I have an exchange server on our LTM running 11.5.3 and it has source address persistence working great for all users with the exception of a GOOD Mobile Messaging server that apparently the vendor says only works properly using cookie persistence.
I don't want to break Exchange by changing the persistence profile for all users but was wondering if there was a way to look at the source IP of the GOOD (GMM) server and change it to a cookie persistence profile instead. Is this along the same lines as the irule in this thread?
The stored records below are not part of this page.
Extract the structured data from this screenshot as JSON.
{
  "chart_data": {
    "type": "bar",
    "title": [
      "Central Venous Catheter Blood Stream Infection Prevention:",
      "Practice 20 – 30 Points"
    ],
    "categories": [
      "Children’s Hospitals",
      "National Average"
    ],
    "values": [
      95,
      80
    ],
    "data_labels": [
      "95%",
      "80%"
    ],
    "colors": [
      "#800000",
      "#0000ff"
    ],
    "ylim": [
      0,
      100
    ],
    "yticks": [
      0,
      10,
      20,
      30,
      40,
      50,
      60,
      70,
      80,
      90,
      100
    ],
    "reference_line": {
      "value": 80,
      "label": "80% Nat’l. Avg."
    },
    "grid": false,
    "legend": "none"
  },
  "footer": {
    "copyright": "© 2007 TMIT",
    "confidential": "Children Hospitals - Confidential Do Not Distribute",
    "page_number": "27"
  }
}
Does this mean I could assign both persistence profiles to the exchange VS and make source address persistence the default but use an irule to associate the GMM IP to a cookie persistence profile instead?
Any help is appreciated!
OTS02Hi Mike P. I pulled this out of a rule I am using for mobile app VS: when HTTP_REQUEST { set seshuntoken [HTTP::cookie value "SESSION_TOKEN"] if { [IP::addr [IP::client_addr] equals 10.xxx.xxx.xxx/255.255.255.255] } { if { [HTTP::cookie exists "SESSION_TOKEN"] } { if { $seshuntoken != "" } { persist uie [HTTP::cookie "SESSION_TOKEN"] } } } }- OTS02Of course, you need to know the name of the cookie that the GOOD server is using. our cookie name happens to be "SESSION_TOKEN".
- OTS02Thinking about it, you probably don't even need to discriminate according to IP address, as the other clients probably will not have that cookie name.